In the servePage function there is one thing that is really important for this article: the FormValue method we run on the request.

Before we continue you first need to know how a URL is built. Let's take the following URL as an example:

https://google.com/search?q=free+code+camp

If you enter the URL above in your browser, it will perform a Google search for free code camp. The URL is built like this:

  1. https:// - this is the protocol
  2. google.com - this is the domain name and port (in this case there is no port mentioned - so the browser uses the default port for the protocol)
  3. /search - this is the path
  4. q=free+code+camp - this is the query

The query is the part we talk about in this article. The Google server sees this URL and because of the attribute q in the query and the value of q - in this case free+code+camp - it knows where it should search for.
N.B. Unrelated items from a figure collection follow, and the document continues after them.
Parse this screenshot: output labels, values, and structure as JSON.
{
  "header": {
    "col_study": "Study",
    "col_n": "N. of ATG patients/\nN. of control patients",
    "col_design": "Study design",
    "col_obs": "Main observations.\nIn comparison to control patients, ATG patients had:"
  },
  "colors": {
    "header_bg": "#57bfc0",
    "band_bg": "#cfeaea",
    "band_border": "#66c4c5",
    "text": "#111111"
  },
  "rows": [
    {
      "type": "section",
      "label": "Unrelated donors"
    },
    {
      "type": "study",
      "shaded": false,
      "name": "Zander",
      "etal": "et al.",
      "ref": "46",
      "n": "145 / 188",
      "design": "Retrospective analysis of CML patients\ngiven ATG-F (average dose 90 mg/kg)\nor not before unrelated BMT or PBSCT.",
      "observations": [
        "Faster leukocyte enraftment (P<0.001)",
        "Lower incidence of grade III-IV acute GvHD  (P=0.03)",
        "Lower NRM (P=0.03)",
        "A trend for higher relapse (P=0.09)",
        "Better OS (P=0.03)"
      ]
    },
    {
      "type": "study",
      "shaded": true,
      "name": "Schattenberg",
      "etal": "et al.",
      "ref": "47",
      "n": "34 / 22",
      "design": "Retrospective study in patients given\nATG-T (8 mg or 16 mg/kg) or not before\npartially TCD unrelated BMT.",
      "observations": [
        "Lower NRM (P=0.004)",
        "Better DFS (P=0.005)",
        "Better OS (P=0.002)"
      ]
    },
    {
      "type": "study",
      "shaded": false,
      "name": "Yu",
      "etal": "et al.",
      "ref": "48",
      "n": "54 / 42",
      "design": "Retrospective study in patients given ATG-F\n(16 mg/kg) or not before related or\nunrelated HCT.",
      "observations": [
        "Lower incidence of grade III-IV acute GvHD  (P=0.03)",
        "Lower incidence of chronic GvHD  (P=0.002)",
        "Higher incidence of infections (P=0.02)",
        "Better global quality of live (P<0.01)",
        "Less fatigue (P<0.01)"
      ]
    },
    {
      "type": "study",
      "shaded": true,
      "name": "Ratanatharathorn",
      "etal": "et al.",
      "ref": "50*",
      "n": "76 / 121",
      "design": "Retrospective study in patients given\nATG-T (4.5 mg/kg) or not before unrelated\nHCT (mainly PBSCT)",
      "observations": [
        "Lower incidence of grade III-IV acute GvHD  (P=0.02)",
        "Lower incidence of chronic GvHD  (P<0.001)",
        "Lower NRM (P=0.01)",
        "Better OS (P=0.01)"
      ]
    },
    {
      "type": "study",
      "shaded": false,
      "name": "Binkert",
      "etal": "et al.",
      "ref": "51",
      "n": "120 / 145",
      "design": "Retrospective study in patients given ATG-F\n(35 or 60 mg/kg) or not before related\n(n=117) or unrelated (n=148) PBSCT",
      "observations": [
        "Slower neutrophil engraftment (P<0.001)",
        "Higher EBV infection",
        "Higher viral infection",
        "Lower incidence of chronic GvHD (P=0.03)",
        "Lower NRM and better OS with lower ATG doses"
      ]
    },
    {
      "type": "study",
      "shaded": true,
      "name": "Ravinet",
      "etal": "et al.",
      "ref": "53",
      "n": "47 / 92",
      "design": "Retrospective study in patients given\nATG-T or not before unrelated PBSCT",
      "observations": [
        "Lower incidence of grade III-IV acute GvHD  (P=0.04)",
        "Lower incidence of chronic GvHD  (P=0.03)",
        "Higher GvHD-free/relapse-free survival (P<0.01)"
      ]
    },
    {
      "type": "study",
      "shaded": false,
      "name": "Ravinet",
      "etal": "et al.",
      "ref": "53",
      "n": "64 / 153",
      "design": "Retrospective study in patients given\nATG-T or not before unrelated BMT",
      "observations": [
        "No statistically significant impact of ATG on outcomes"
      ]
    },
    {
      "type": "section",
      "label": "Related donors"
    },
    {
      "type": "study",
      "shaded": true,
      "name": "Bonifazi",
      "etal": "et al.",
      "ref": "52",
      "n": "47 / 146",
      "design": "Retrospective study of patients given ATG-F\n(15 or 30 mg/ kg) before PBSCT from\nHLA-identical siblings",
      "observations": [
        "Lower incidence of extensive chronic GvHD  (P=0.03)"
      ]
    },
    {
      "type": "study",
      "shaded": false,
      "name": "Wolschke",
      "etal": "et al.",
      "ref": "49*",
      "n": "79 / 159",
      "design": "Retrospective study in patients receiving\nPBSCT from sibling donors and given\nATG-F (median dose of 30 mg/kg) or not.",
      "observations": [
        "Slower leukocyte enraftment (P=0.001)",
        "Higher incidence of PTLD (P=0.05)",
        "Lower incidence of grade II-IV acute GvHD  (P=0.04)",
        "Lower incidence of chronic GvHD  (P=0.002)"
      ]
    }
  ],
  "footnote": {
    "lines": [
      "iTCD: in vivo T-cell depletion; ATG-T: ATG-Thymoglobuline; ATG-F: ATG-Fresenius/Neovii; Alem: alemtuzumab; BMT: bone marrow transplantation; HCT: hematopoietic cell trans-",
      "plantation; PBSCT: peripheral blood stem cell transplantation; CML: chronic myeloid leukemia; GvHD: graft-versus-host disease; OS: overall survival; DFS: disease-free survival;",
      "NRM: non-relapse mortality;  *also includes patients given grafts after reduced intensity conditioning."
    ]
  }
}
We can also apply this to our server. Let's fire up the program and navigate the browser to:

http://localhost:8080/?name=world

The response will be:

Hello world!

How does this work? Well, we gave the FormValue a parameter of name. This way FormValue knows we want the value of the name attribute in the query. In this case that is world, so the method returns world. That string is then put in the page variable and the template does the rest.

This is of course a really simple implementation of this function, but you could do a lot of things with it. For example: you could accept email addresses and let the program store those in a file.